You should consider each section to be a “Visual representation” of a SQL table.
So, you would put a “form” section as the first section on a page e.g. “products”.
Then underneath that you create a “Grid” section for “Suppliers”.
You “relate” the “products” section to the “Suppliers” using the relationship builder. Lianja will make a “best guess” of the primary key in products and the foreign key in suppliers. You can change this by double clicking on the section header (or click the “cog” icon) and change the foreign key expression.
Now when you navigate data using the “navigation bar” the “products” will change and this will cascade through all related sections; in this case all “Suppliers” that can supply that product will be displayed in the “suppliers” grid.
You can then release another table from “suppliers” so that when you click on a row in the “suppliers” grid it will automatically relate the sections that have the “suppliers” section as their parent.
So, in summary, think of sections as visual representations of SQL tables and relate then accordingly.
Lianja is an Apps platform. An application is built out of smaller Apps that are grouped together by functional category. These appear in the Lianja App Center.
Apps are built out of pages which in turn are built out of sections. Standard built-in sections are those that are in the “Sections” menu of the “Form Tools Bar”. I would have thought that obvious. This is how Lianja achieves device independence. You build Apps using a high level of abstraction which is mentioned all over the website and forums… Lianja Apps are built out of pages, pages are built out of sections. There are a wide range of built-in sections including form, grid, calendar, report, canvas, tabview, imagestrip etc….. It’s all about a “high level of abstraction” not wasting time with pixel positioning of each UI control.
To build an Application, break it down into smaller discrete Apps and group them together into categories.
Think about how you want the UI to look like, create a page, add sections and relate them together. In other words prototype the whole of your App visually then go back and add specific business logic such as validation, input masks etc.
You use delegates to respond to various actions that occur (Read the blog entry about ART). Delegates can be coded as functions or be inline if they perform simple LOM manipulation (Read the article about the Lianja Object Model). Delegates are a scripting language independent methodology.
Desktop, Web, Tablet and phone Apps are laid out differently based on their UI personality. In other words certain sections can be excluded based on the device. This is all explained in the “resources” menu on the main website.
Tablet and Phone Apps will be able to be built as native apps in v3 as detailed in the roadmap.

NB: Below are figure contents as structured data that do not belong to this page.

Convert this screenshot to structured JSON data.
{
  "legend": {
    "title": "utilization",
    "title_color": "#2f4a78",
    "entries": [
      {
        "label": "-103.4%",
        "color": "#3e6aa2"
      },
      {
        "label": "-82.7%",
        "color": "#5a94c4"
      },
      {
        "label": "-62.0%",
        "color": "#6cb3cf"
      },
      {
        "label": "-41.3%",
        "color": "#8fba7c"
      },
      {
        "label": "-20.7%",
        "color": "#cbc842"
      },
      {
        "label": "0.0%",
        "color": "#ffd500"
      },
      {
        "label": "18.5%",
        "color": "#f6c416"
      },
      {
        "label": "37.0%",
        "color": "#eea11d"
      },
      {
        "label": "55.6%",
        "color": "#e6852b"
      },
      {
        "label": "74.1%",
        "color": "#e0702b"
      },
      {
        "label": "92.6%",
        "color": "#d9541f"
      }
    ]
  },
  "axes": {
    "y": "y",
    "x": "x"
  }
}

if you want to build an an App that will run in desktop, web and mobile “Best practices” dictate you don’t use desktop bound logic nor would you write your delegates in VFP with fat client data manipulation commands; USE, APPEND, REPLACE, SCAN, DELETE etc. Web Apps have a client server architecture. You have to design for it. That’s what the Lianja architecture provides you with; A high level of abstraction with pages and built-in sections with various means of navigating between pages of a SPA (Single Page Application).
The whole concept of sections is that they can be looked upon as being a table in relational database terminology. You then relate the sections together just as you would join tables in SQL.
if your existing VFP application has been written with a clear separation between the UI and the business logic then you can call your business procedures from the client.
If I am developing on my windows box and I run ‘web’, I assume this is also using the cloud-server as you mentioned (just a local version)?
Do you mean “Web App View”?
That is running against your development environment.
Clicking “Preview” deploys that app and fires up your default browser running against the cloud server which is installed when you install APaaS Developer.
The cloud server running on your development machine can be used to run web apps from other machines on your LAN or external if you have a fixed IP address or use something like dyndns.org
underlying UI control contained within the formitem has it’s properties exposed. The textbox is only one of them, there is also checkbox etc.
a formitem is what you reference from the LOM.
a formitem is a field or gadget.
it is a container that has a caption and a data element.
Fields are “formitem” which consist of fields and gadgets.